PHOTO: Pictured outside the offices of the Urban League of Portland are (from left): Dion Jordan, son of Charles Jordan; Natasha Butler,daughter of Harold Brown; Gregory Brown, deputy director of PCRI; Pauline Bradford, John Marshall and Steve Marshall, sons of Dr. John Marshall; and Maxine Fitzpatrick, executive director of PCRI.
Portland Community Reinvestment Initiatives Inc. held a luncheon July 10 to honor the lives and accomplishments of five pioneers who have made a difference to Portland's Black community.
The pioneers honored at the luncheon are:
Charles Jordan, Portland’s first African-American City Commissioner. Jordan was a city commissioner for 10 years and then became Parks director, a position he held for 14 years. The City of Portland honored Jordan in June 2012 by renaming University Park Community Center as Charles Jordan Community center. Jordan was instrumental in revitalizing the center and in creating much of Portland's iconic landmarks including Waterfront Park. Portland City Commissioner Nick Fish commended his legacy, saying, “Charles Jordan took Portland Parks and Recreation to the next level. His fingerprints are all over our system.”
Pauline Bradford, respected teacher, neighborhood advocate. Bradford was a teacher at Peninsula Elementary School until her retirement in 1989. She has a strong connection to Albina and the Eliot neighborhood where she has lived for 50 years. A past president of the Northeast Coalition of Neighborhoods, she remains on the Board representing the Eliot Neighborhood Association. She has long been active in the Association of Colored Women’s Clubs & Youth Affiliates (the oldest African American women’s organization in the U.S., founded in 1896). Elected president of the Oregon chapter in 1982, Bradford served several terms and was also elected president of the Northwest Region of the Association. Currently, she is a member of the National Board of the Association.

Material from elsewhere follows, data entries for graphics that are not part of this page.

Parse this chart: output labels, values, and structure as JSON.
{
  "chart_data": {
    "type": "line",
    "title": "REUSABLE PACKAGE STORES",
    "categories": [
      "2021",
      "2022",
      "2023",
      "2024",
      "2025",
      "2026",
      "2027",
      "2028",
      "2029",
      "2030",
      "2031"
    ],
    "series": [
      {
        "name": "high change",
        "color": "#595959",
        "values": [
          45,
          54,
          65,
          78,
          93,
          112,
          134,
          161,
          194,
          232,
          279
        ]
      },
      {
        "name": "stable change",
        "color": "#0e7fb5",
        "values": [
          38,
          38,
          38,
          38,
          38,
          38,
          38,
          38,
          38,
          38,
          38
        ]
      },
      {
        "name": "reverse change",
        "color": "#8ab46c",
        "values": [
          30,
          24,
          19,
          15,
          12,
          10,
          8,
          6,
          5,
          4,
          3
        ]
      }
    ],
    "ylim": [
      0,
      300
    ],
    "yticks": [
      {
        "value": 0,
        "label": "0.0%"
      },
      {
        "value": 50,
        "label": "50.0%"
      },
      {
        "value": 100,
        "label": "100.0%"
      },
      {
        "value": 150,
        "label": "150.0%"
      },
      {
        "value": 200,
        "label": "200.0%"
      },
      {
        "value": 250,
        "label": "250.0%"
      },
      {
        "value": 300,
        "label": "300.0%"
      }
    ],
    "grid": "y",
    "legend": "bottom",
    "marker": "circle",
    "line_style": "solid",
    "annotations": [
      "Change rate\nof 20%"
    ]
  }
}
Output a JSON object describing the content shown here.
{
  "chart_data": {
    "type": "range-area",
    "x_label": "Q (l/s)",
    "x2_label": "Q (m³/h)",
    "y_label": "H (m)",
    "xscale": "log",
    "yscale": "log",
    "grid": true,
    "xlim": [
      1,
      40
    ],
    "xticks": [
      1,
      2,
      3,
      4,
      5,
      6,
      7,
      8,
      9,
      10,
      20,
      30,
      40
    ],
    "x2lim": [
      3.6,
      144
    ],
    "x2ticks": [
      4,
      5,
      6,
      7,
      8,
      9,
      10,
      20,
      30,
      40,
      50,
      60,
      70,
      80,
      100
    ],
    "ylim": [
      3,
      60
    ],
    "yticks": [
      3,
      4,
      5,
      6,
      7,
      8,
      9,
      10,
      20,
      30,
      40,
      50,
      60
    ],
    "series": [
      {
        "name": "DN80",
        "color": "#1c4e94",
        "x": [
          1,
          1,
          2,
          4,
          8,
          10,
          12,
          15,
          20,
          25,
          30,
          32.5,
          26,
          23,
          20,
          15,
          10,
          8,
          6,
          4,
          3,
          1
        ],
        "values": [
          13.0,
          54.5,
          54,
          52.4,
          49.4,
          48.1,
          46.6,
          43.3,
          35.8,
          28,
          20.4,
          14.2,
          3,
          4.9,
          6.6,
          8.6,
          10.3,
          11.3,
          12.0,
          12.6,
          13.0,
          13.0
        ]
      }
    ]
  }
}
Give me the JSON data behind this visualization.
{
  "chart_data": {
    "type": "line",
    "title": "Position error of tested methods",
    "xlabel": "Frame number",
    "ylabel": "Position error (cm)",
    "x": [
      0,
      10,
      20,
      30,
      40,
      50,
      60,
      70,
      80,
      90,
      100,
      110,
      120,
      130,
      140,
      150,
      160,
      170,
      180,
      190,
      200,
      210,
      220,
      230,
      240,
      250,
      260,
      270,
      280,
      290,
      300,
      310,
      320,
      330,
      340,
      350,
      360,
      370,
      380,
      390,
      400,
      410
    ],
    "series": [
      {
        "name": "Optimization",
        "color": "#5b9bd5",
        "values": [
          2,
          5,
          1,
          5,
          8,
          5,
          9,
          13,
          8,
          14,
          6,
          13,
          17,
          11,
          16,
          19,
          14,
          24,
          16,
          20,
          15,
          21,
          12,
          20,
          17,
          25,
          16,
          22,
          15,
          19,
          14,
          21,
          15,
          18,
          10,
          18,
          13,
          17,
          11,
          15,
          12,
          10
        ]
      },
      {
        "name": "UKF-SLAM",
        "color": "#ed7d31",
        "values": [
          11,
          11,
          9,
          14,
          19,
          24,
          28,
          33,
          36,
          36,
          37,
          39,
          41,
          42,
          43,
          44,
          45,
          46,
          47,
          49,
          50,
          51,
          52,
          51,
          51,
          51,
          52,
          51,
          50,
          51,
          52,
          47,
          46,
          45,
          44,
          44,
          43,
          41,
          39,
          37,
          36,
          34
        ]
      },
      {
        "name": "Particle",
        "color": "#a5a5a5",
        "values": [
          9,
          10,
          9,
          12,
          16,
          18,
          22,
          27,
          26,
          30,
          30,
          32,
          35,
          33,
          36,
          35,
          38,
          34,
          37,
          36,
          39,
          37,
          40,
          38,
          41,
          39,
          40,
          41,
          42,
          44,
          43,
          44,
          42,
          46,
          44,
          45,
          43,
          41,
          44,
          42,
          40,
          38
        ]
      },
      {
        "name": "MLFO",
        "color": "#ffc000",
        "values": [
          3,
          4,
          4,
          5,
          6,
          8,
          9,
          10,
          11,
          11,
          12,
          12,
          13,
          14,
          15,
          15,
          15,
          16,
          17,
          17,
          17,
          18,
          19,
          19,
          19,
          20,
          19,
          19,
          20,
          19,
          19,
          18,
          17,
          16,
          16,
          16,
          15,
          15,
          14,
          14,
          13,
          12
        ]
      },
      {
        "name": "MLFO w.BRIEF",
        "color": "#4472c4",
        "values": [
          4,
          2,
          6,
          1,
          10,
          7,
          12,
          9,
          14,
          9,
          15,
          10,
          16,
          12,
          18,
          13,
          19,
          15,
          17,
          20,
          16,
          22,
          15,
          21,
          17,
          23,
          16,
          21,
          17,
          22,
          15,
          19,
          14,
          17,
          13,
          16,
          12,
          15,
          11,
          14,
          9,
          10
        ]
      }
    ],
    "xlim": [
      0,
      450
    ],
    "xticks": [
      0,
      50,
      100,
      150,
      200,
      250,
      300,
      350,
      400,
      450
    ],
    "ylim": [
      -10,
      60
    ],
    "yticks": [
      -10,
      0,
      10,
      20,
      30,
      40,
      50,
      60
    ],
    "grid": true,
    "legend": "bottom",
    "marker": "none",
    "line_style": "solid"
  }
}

Harold Williams, Sr., member of Portland Community College’s Board of Directors from 1990 until 2012. Williams continues to be remembered by his peers and community not only for his service to PCC, but also as a community leader for over 50 years, including work for Governor Bob Straub as affirmative action director and equal opportunity coordinator (a role he later filled at the Portland Development Commission as well), and as a consultant to the Oregon Youth Authority. Williams was also president of the Portland African American Chamber of Commerce and chair of the Coalition of Black Men, among many other accomplishments.
Evelyn Collins, daycare owner and community member. Miss Collins, as she was commonly known, purchased in 1965 what is now the Wonder Ballroom. There, she earned the respect of Eliot community members by caring for the neighborhood’s children. “She cared about some kids that others threw away,” says Ralph Davis on the Eliot Neighborhood website. “Being a white person, it was unheard of what she did in the Black community.” Miss Collins received numerous community service awards over the years, including KOIN-TV’s Jefferson Award, and the Humanitarian Award from Delta Sigma Theta Sorority.
Dr. John Marshall, one of Portland’s first black medical doctors. Marshall was a prominent physician whose own practice mirrored the challenges of many black Portlanders. Originally located near Memorial Coliseum, eminent domain forced him to relocate his practice to a new location on North Williams Avenue to make way for the construction of I-5 in the late 1940s. Regardless of location, Dr. Marshall’s connection to the community went beyond that of a typical physician: he strengthened the community by stressing education as a means to better oneself, and he routinely wrote off 20 percent or more of potential income caring for patients who did not have the means to pay for his services.
PoShine's Café de la Soul provided the food for the luncheon.